Elizabeth Barrett Browning's Sonnets from the Portuguese remains her most widely anthologized and studied work. It features 44 sonnets, all of which are framed in the Petrarchan (Italian) form.

The theme of the series explores the development of the budding love relationship between Elizabeth and the man who would become her husband, Robert Browning. As the relationship continues to flower, Elizabeth becomes skeptical about whether it would endure. She muses on examines her insecurities in this series of poems.

The Petrarchan Sonnet Form

The Petrarchan, also known as Italian, sonnet displays in an octave of eight lines and a sestet of six lines. The octave features two quatrains (four lines), and the sestet contains two tercets (three lines).

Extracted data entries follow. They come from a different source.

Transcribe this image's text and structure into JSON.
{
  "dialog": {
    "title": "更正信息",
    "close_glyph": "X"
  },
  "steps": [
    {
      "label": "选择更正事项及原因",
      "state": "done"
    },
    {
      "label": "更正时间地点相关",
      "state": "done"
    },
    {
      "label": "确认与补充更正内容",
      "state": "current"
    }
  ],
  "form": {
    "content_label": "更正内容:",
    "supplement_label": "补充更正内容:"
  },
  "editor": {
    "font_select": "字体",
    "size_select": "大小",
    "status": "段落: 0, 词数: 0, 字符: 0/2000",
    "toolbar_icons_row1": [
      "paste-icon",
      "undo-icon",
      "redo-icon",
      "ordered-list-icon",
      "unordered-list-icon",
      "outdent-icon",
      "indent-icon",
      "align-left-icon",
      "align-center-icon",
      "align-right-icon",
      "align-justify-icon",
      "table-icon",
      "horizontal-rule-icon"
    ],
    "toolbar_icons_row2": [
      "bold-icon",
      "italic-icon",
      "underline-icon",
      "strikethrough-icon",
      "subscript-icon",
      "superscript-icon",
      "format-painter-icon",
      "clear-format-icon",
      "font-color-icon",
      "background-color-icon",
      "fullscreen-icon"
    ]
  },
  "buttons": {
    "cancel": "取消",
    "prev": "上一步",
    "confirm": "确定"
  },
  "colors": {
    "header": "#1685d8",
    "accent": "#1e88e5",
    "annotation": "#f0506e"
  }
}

The traditional rime scheme of the Petrarchan sonnet is ABBAABBA in the octave and CDCDCD in the sestet. Sometimes poets will vary the sestet rime scheme from CDCDCD to CDECDE. Barrett Browning never veered from the rime scheme ABBAABBACDCDCD, which is a remarkable restriction imposed on herself for the duration of 44 sonnets.

(Please note: The spelling, "rhyme," was introduced into English by Dr. Samuel Johnson through an etymological error. For my explanation for using only the original form, please see "Rime vs Rhyme: An Unfortunate Error.")

Sectioning the sonnet into its quatrains and sestets is useful to the commentarian, whose job is to study the sections in order to elucidate meaning for readers unaccustomed to reading poems. The exact form of all of Elizabeth Barrett Browning's 44 sonnets, nevertheless, consists of only one actual stanza; segmenting them is for commentarian purposes primarily.

A Passionate, Inspirational Love Story

Elizabeth Barrett Browning’s sonnets begin with a marvelously fantastic open scope for discovery in the life of one who has a penchant for melancholy. One can imagine the change in environment and atmosphere from beginning with the somber thought that death may be one's only immediate consort and then gradually learning that, no, not death, but love is on one's horizon.

These 44 sonnets feature a journey to lasting love that the speaker is seeking—love that all sentient beings crave in their lives! Elizabeth Barrett Browning’s journey to accepting the love that Robert Browning offered remains one the most passionate and inspirational love stories of all time.